Your local Massachusetts courts are the 62 District Courts and the 8 Boston Municipal Courts (BMC).
The 209A Guidelines say these courts must deal with 209A cases that include children.
Sometimes, if you ask your local court for a 209A order that includes your child, the clerk or judge may tell you to go to Probate and Family Court.
The 209A Guidelines say District Court and BMC judges and clerks should not send you to another court. You should expect the court to deal with your 209A complaint for you and your child.
Section 2:07 of the 2011 Guidelines, page 45, says that if you need to file a 209A complaint to protect you and your child, your local court should:
- Accept your complaint.
- Hear your case.
- Make a decision.
And they must not send you to the Probate and Family Court.
The Guidelines say courts must not send you to the Probate and Family Court because:
- It is important to hear your case as soon as possible.
- They want to make sure you are not discouraged from asking for help.
- It may be even be even more dangerous if you cannot get to the other court.

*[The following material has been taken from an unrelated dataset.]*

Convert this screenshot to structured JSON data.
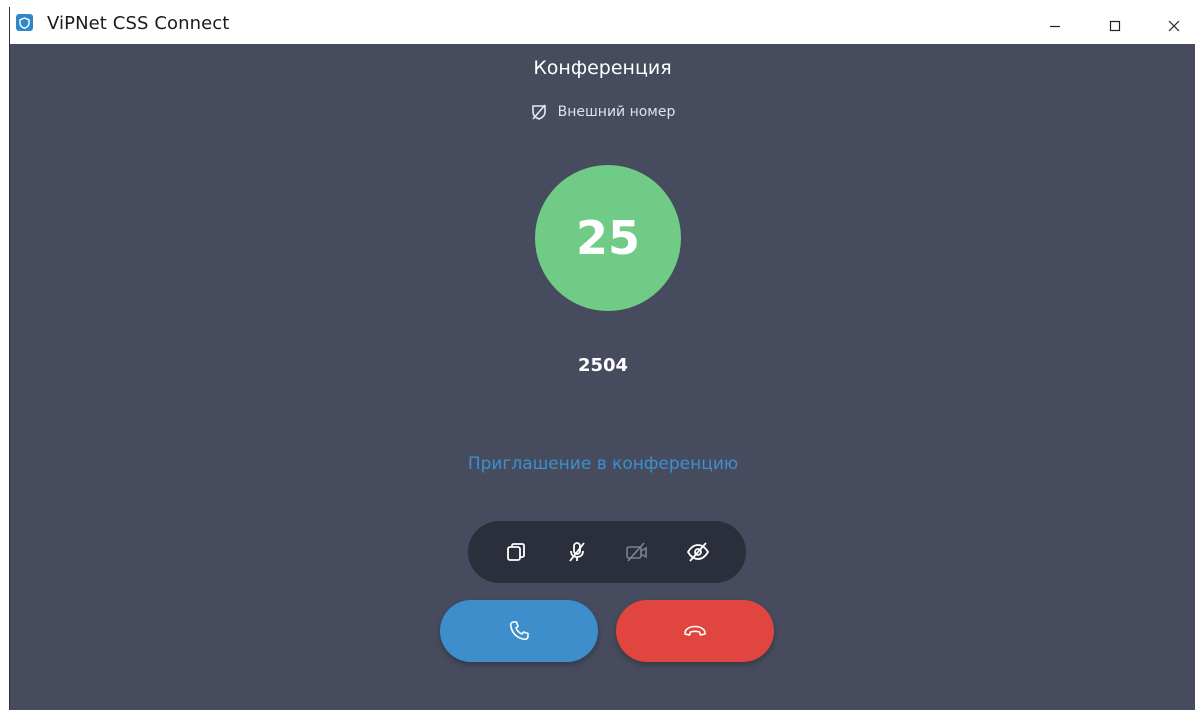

“If the court in which a person initially seeks protection under c. 209A has jurisdiction, the person should be heard as soon as possible in that court, and should not be sent to another court. Referring a plaintiff to another court may discourage the person from seeking the relief to which he or she is entitled under the law, and may expose the person to additional danger. This is particularly so where the other court is at some distance and may be inaccessible to the plaintiff.”